This day should feel special. There should be an of aura of importance marking our every action. But, there isn't. It's just turning out to be an average day, a typical day, an everyday, even though it happens to be Reese's last day of summer before she goes to kindergarten. We've had a typical breakfast, a typical snack, and we're currently having a typical afternoon.
It's probably better this way.
Even though Reese knows that something different is on the imminent horizon of her little life, she really can't grasp all that it entails. Starting school gets the ball rolling. Tomorrow she'll ride the bus for the first time, and then we'll blink and she'll be learning fractions, memorizing state capitals, writing essays, attending middle school dances, asking for the car keys, taking calculus, and turning her tassel from the right to the left before she tosses her cap in that arms-wide-open-to-all-that-life-has-to-offer manner that eighteen-year-olds embody.

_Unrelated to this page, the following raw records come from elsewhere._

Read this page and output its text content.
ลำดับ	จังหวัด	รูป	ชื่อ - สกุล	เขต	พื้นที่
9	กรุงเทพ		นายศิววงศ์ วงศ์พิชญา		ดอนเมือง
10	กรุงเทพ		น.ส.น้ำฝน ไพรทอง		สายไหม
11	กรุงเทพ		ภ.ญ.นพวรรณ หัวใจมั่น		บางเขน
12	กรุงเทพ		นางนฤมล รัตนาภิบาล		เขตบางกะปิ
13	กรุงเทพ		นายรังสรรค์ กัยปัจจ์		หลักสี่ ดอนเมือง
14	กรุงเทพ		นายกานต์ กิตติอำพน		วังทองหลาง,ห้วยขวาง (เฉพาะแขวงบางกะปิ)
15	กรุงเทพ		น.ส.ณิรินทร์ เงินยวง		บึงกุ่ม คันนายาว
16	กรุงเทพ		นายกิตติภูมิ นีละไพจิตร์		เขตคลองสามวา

Then I'll open the first college tuition bill, and maybe, just maybe, I'll remember that there once was a very ordinary day when I got my first packet of information from Reese's elementary school, a packet that that outlined new processes like buying school lunches and writing excuses for absences, a packet that she doodled on with a freshly-sharpened pencil as she sat entirely unselfconsciously in my lap, slipping her little hand into my own.
So even if today remains entirely ordinary in every other regard, I'm always going to try to remember it.